Cela s'inscrit pleinement dans le cadre de la stratégie parisienne pour l'enfance et les familles, dans laquelle nous avions fait du soutien à la parentalité un axe prioritaire de notre politique familiale en direction de l'ensemble des familles. Cela est d'autant plus important pour les familles vulnérables accueillies à l'hôtel.

Permettez-moi également, et pour conclure, de vous informer que nous portons, avec Dominique VERSINI, de nombreux chantiers sur ce volet avec, par exemple, l'ouverture prochaine d'un lieu d'accueil enfants/parents au sein de l'Espace Solidarité Insertion, la création d'un lieu d'accueil enfants/parents mobile qui ira à la rencontre des familles accueillies dans les C.H.U. et les C.H.R.S.
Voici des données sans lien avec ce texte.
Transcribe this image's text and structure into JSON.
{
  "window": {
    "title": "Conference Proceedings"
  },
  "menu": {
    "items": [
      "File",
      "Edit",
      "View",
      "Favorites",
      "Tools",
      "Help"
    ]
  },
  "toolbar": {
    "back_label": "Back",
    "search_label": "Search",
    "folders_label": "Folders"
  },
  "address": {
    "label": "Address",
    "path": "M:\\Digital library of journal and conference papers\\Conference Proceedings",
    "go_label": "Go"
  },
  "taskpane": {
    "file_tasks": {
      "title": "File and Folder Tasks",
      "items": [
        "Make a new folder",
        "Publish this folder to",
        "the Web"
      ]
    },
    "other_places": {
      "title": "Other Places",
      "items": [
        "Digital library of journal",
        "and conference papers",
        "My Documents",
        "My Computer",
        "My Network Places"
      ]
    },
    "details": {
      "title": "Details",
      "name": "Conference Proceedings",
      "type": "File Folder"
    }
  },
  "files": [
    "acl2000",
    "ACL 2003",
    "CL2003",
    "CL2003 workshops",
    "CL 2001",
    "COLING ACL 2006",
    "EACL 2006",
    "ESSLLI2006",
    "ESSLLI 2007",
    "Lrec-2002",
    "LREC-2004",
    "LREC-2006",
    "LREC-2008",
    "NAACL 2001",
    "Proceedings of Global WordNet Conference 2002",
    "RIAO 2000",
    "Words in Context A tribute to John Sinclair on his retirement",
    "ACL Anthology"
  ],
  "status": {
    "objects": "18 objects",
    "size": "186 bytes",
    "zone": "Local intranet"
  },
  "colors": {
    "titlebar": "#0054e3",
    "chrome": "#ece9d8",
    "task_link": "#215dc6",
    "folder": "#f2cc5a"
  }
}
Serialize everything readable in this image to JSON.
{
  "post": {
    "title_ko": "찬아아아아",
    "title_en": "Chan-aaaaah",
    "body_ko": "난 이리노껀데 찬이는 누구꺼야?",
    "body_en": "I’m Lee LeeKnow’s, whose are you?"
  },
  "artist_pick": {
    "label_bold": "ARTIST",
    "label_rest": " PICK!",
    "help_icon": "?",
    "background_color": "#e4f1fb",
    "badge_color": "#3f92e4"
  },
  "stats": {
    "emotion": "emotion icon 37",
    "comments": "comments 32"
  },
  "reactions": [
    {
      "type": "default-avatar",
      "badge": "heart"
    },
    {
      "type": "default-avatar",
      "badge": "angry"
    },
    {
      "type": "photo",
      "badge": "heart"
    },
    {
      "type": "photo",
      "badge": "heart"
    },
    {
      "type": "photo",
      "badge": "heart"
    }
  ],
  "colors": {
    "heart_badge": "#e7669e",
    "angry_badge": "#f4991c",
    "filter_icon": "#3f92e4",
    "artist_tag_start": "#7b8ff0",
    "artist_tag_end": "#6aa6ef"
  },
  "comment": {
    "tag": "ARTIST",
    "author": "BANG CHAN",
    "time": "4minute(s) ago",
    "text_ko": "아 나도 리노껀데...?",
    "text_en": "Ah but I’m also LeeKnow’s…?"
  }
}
Et je saisis, d'ailleurs, cette occasion pour vous rappeler ou vous informer que sera lancée, demain, la collecte solidaire de jouets neufs ou en bon état, au sein des deux ludothèques mobiles, destinés aux familles accueillies dans les espaces solidarité insertion : les C.H.U., les C.H.R.S. du Centre d'action sociale de la Ville de Paris.

Je vous remercie.

Mme Pénélope KOMITÈS, adjointe, présidente. - Merci, Monsieur BLOCHE.

Je mets aux voix, à main levée, le projet de délibération DFPE 225.

Qui est pour ?

Qui est contre ?

Qui s'abstient ?

Le projet de délibération est adopté. (2017, DFPE 225).